2 Ces controverses, au-delà de leur expression médiatique, permettent de reconstituer en creux une histoire du terrorisme, déjà riche de nombreux épisodes marquants. Car depuis les années 1980, l’islamisme sous toutes ses formes a occupé progressivement le devant de la scène internationale et focalisé l’attention de l’opinion publique, que ce soit à l’intérieur ou à l’extérieur du monde occidental. La quasi-totalité des crises et des conflits de l’après Guerre froide ont engagé des combattants islamistes de l’Algérie jusqu’en Afghanistan, en passant par la Somalie, le Soudan, le Yémen, la Tchétchénie, les Balkans ou encore la Syrie et le Sahel. Les interventions militaires occidentales visant à juguler le phénomène n’ont fait, jusqu’ici, que déplacer les problèmes des sociétés visées. Celles-ci souffrent de problèmes structurels qui relèvent avant tout du sous-développement et offrent un terreau favorable à l’implantation de toutes sortes d’idéologies radicales et de groupes extrémistes violents.

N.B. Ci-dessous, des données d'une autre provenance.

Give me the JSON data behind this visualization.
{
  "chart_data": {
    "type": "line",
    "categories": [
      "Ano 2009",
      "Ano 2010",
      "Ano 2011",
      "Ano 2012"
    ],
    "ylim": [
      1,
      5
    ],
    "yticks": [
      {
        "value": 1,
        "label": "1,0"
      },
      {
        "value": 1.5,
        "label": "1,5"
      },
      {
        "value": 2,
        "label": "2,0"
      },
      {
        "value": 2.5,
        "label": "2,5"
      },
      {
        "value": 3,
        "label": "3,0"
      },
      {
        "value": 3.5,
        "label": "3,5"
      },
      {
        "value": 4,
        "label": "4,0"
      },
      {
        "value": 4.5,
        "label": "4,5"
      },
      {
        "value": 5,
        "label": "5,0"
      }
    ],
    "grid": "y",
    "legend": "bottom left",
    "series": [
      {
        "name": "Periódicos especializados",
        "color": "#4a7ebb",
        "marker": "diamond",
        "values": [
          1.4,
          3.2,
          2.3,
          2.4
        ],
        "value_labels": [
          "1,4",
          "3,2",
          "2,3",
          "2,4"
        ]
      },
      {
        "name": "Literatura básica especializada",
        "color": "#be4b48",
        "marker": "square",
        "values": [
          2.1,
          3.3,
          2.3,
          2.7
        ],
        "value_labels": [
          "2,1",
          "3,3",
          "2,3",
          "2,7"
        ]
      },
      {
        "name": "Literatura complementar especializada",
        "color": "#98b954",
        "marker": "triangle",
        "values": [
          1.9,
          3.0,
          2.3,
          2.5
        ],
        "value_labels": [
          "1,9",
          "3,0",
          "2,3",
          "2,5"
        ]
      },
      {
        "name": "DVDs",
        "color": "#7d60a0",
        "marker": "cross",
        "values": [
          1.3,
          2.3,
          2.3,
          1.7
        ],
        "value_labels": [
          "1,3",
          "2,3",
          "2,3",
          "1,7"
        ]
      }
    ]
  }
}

3 Mais l’interconnexion des intérêts et la mondialisation de l’information font que les problèmes des uns renvoient aux questionnements des autres et donnent une impression de proximité psychologique qui rend les frontières nationales caduques dans l’esprit de beaucoup de jeunes désœuvrés ou désorientés. La surmédiatisation des événements locaux offre également une caisse de résonance internationale aux actions et aux organisations terroristes qui acquièrent ainsi davantage de notoriété et attirent de plus en plus de membres jusqu’au cœur des démocraties occidentales. Ainsi, qu’il s’agisse d’une menace réelle ou perceptive, le terrorisme islamiste a été – et demeure – un enjeu central des politiques nationales et des relations internationales. Même si son dernier avatar (Daech) est vaincu, il ne fait aucun doute que ce phénomène continuera à occuper le devant de la scène politique et médiatique au cours des années à venir.
Le terrorisme islamiste avant Daech
4 Pendant que l’Europe subissait, tout au long des « années de plomb » (1970-80), les affres du terrorisme révolutionnaire des groupuscules d’extrême-gauche (Brigades Rouges en Italie, Faction Armée Rouge en Allemagne, Action Directe en France), l’islam politique se développait au Proche et au Moyen-Orient. Chez les musulmans chiites, c’est l’ayatollah Khomeiny qui établit les bases d’un islamisme révolutionnaire qui conduit au renversement du Shah d’Iran et à l’instauration d’une « République islamique » (1979), avec l’assentiment de l’Occident. Dans son sillage, sont créés divers partis et groupes chiites prônant la lutte armée, dont le plus célèbre est le Hezbollah libanais, littéralement « Parti de Dieu », créé en 1982 sous l’impulsion de Khomeiny justement, en pleine guerre civile libanaise.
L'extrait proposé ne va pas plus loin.